Há outros quatro contos escritos por Iberê na década de 1950. Mais densos e dramáticos do que os primeiros, eles às vezes trazem os mesmo elementos de suas pinturas, como mostra um trecho de “O relógio”: “Sobre a enxada enrola-se estranha serpente: um suspensório. Ele o desenlaça e com a arte o estende por terra, desenhando um ipsilone. Encontra também um soldadinho de chumbo com a perna quebrada, uma cornetinha e carretéis…”

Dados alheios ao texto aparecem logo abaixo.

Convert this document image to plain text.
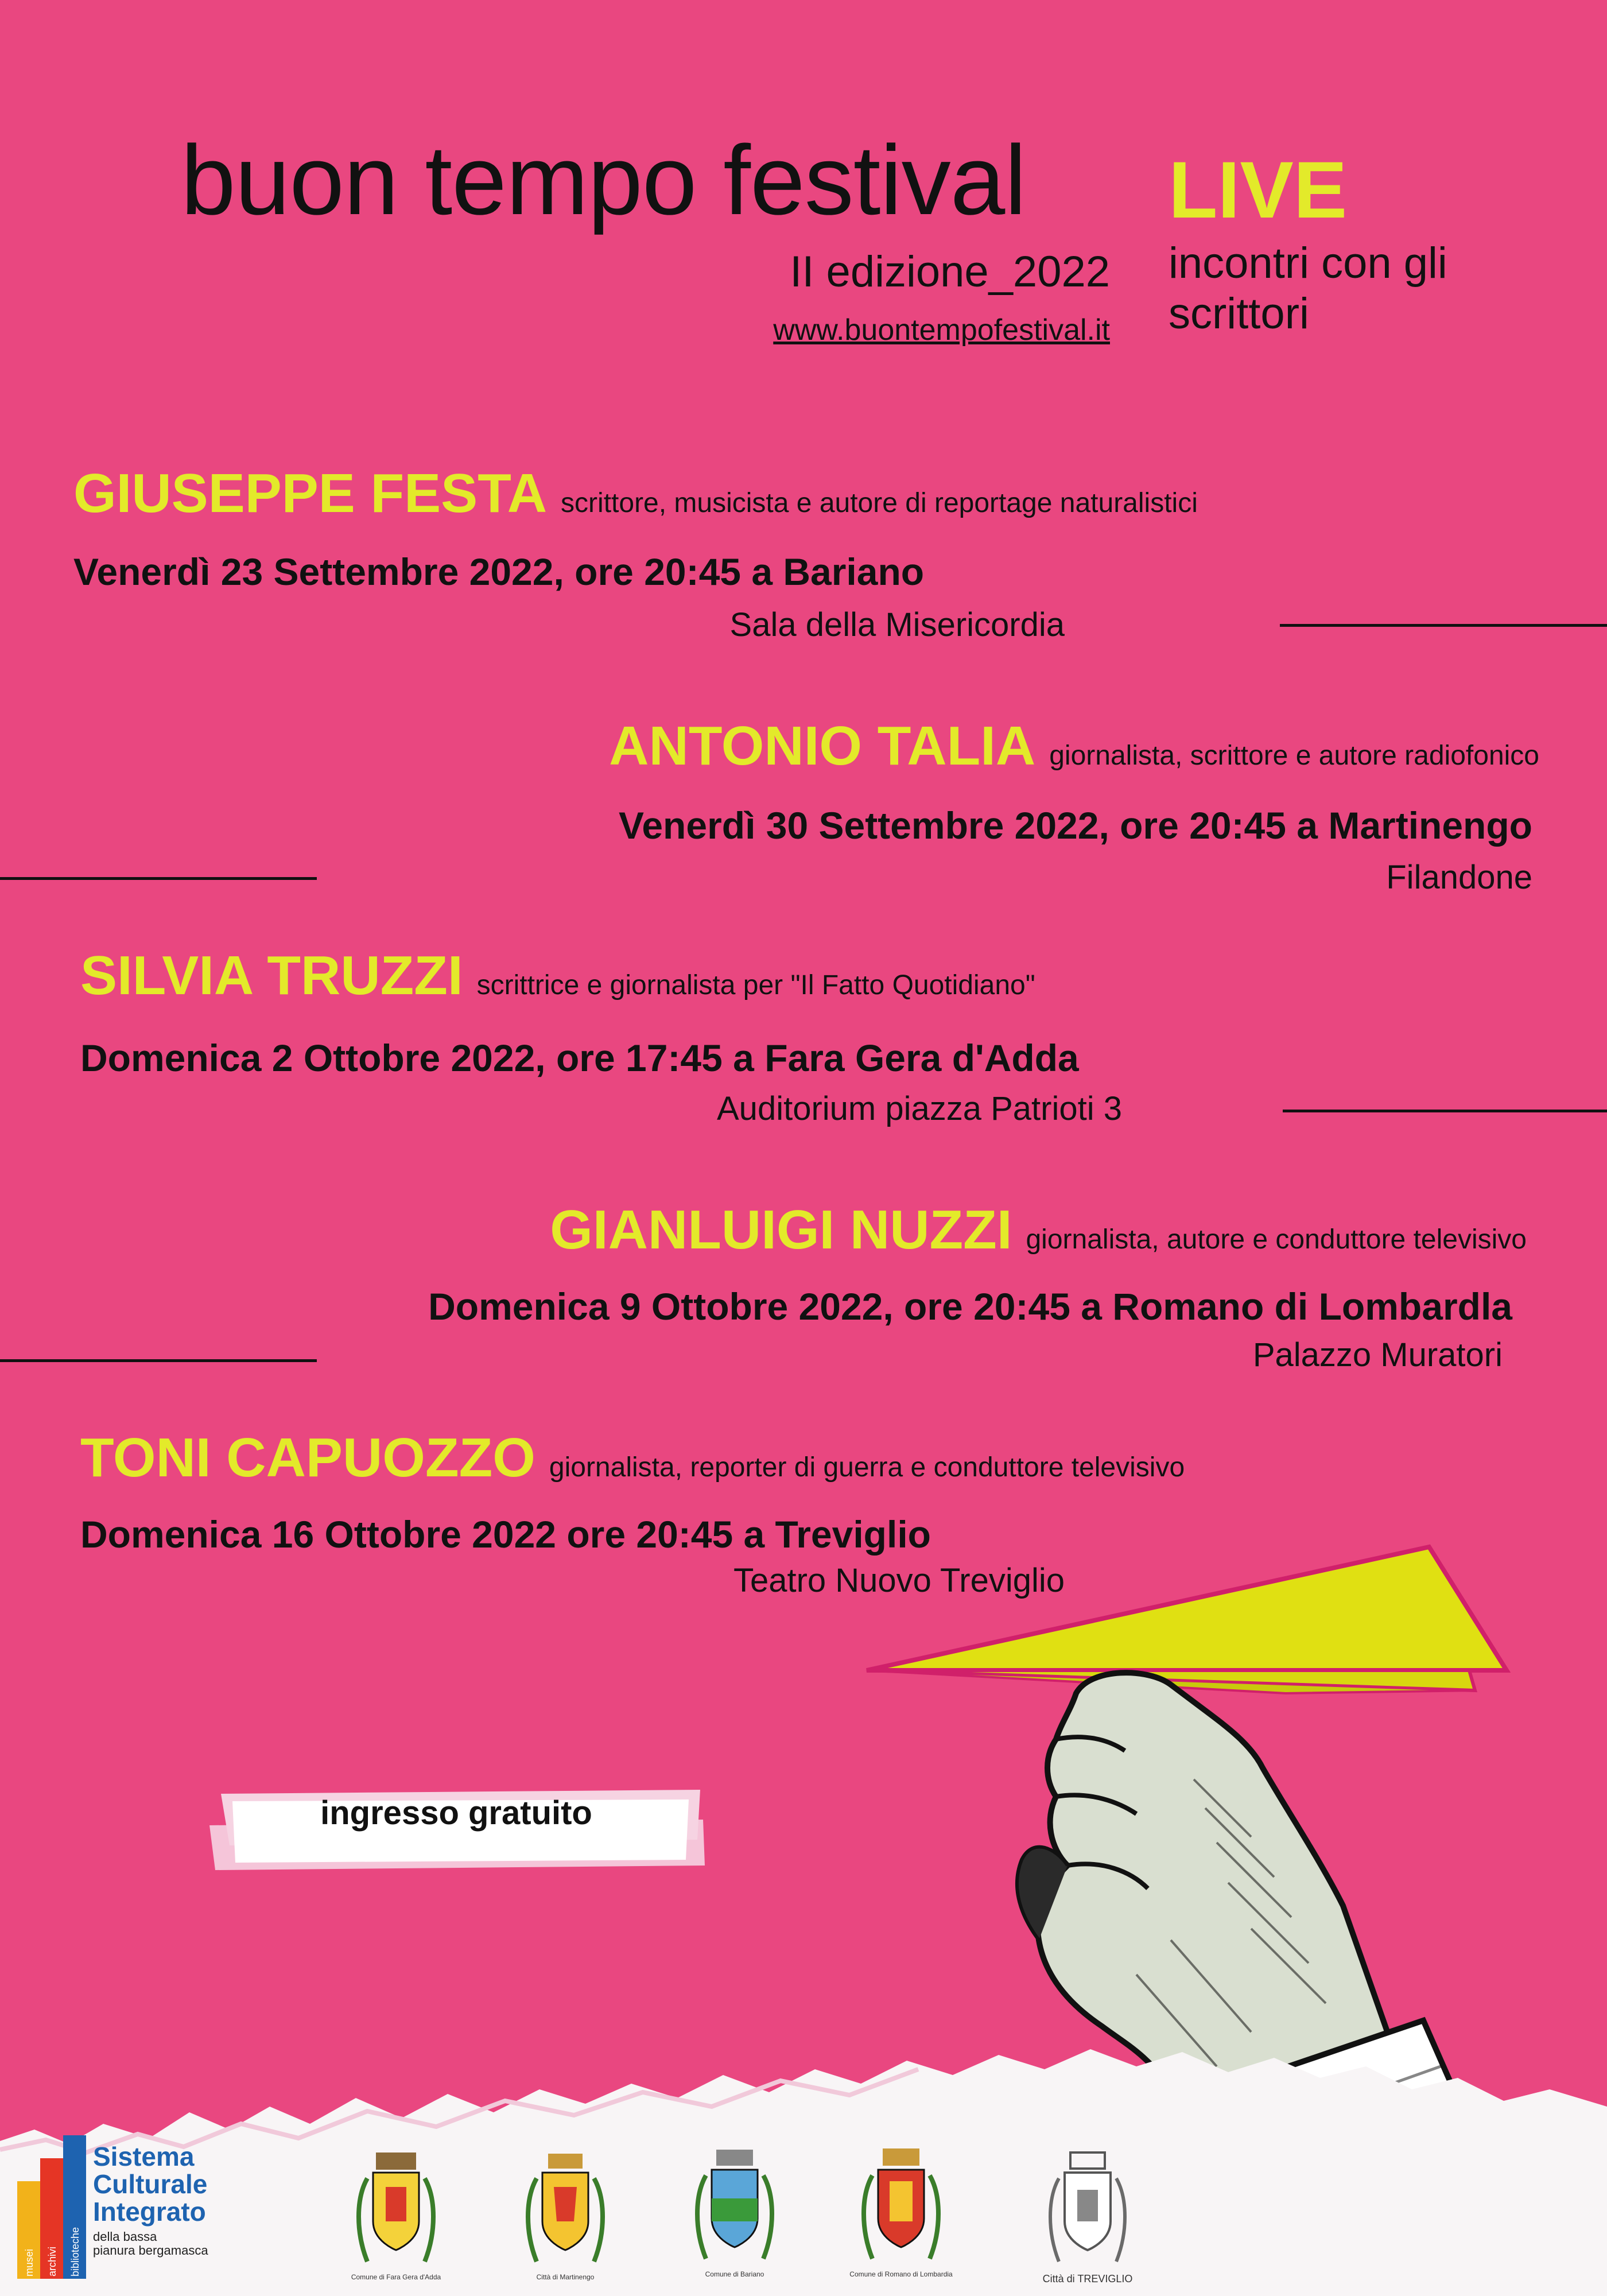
buon tempo festival
II edizione_2022
www.buontempofestival.it
LIVE
incontri con gli scrittori
GIUSEPPE FESTA scrittore, musicista e autore di reportage naturalistici
Venerdì 23 Settembre 2022, ore 20:45 a Bariano
Sala della Misericordia
ANTONIO TALIA giornalista, scrittore e autore radiofonico
Venerdì 30 Settembre 2022, ore 20:45 a Martinengo
Filandone
SILVIA TRUZZI scrittrice e giornalista per "Il Fatto Quotidiano"
Domenica 2 Ottobre 2022, ore 17:45 a Fara Gera d'Adda
Auditorium piazza Patrioti 3
GIANLUIGI NUZZI giornalista, autore e conduttore televisivo
Domenica 9 Ottobre 2022, ore 20:45 a Romano di Lombardla
Palazzo Muratori
TONI CAPUOZZO giornalista, reporter di guerra e conduttore televisivo
Domenica 16 Ottobre 2022 ore 20:45 a Treviglio
Teatro Nuovo Treviglio
ingresso gratuito
musei archivi biblioteche
Sistema
Culturale
Integrato
della bassa
pianura bergamasca
Comune di Fara Gera d'Adda	Città di Martinengo	Comune di Bariano	Comune di Romano di Lombardia	Città di TREVIGLIO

Já em “Um esboço autobiográfico”, que fecha o livro, Iberê Camargo conta desde seu nascimento: “Nasci em 18 de novembro de 1914, no Rio Grande do Sul, em Restinga Seca, onde meu pai era o agente da Estação da Viação Férrea” até sua visão de mundo: “Vejo o mundo ameaçado pela insanidade. Em 1984, em Porto Alegre, pintei um cartaz de rua que dilacerou na chuva e no vento, e escrevi um texto em solidariedade àqueles que se opõem ao holocausto nuclear. É preciso criar no Brasil uma consciência ecológica. Talvez um partido. Tenho sempre presente que a renovação é uma condição da vida. Nunca me satisfaz o que faço. Vejo nisso um estímulo permanente à criação. Ainda sou um homem à caminho.”

Este era Iberê Camargo. Eternizado em palavras e pinturas.

* Toda terça-feira, o editor Ivan Pinheiro Machado resgata histórias que aconteceram em mais de três décadas de L&PM. Este é o quadragésimo nono post da Série “Era uma vez… uma editora“.